Everyone faces adversity in their life, and how a person responds to that tells a lot about who they are. Jamie Stec, a personal trainer at the Macomb YMCA, proved herself to be strong not just physically but emotionally as well when she faced a frightening breast cancer diagnosis last July, and didn’t let it stop her from working with clients or keeping up with her own exercise routine.
Despite the fatigue and nausea of cancer treatment, Jamie kept coming in to work with her clients as often as she could “still rocking the bald head,” she says. She finished up radiation and still has some surgery in front of her, and will be on medication for years to control the cancer, but all things considered she’s doing very well. she says. She’s back to training for the Detroit International Marathon this fall and knocked out a 14-mile training run just this past weekend.

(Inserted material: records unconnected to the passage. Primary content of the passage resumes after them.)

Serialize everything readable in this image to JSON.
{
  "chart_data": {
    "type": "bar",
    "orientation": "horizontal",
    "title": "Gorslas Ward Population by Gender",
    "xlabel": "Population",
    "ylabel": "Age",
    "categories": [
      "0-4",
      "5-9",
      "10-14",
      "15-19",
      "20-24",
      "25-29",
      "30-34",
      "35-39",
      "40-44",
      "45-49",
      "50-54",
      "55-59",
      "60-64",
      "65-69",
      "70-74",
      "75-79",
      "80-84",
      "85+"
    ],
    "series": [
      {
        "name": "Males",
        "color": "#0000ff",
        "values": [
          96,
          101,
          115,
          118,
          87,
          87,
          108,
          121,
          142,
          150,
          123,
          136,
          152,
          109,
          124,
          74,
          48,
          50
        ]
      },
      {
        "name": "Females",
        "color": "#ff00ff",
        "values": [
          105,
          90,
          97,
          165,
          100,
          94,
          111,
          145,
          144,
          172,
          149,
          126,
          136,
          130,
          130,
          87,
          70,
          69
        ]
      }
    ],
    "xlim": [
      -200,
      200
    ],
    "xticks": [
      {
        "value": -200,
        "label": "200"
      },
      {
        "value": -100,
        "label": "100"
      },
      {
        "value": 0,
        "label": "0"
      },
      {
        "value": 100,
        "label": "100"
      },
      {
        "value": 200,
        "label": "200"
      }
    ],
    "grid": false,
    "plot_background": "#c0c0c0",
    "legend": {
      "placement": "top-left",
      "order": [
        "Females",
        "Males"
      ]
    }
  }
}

Jamie believes that already being fit and healthy helped her stay active throughout her treatment, a fact she tries to pass along to her clients now. “Being a distance runner as well, I was no stranger to stress on my body and no stranger to pain,” she says. “I knew there was a finish line, it would just take me awhile to get there.”
Her clients, as well as other Y members, told her how much she inspired them by continuing to work out even while she was facing such challenges. “They would tell me ‘if you can do this, I don’t have any excuses.’”
Her Y family stepped up to help her after her diagnosis. “I would not have been taken care of the same way if I worked at a gym,” she says. “Because I worked at a place that cares about its employees, its members, and the community, I was very well taken care of.” The staff gave her children a week of day camp, so she could recover from surgery without worrying about them. A friend took over working with her small group training class and refused to take the fee, asking that it still go to Jamie. And she especially notes that her boss, Wellness Director Christina Wollcott, was incredibly supportive.
Her family is very involved at the Y: Her husband is a triathlete and trains there, and her children are in Y sports. When she was undergoing her education to become a personal trainer, she interned at the Y, and volunteered there when she was done until they could hire her.
As her recovery progresses, she is looking at it as an opportunity to discover her true strength.
“Cancer really can adjust your priorities,” she says. “It’s been interesting, but I find I myself, as I progress through all of my treatments, finding out exactly how strong I am.”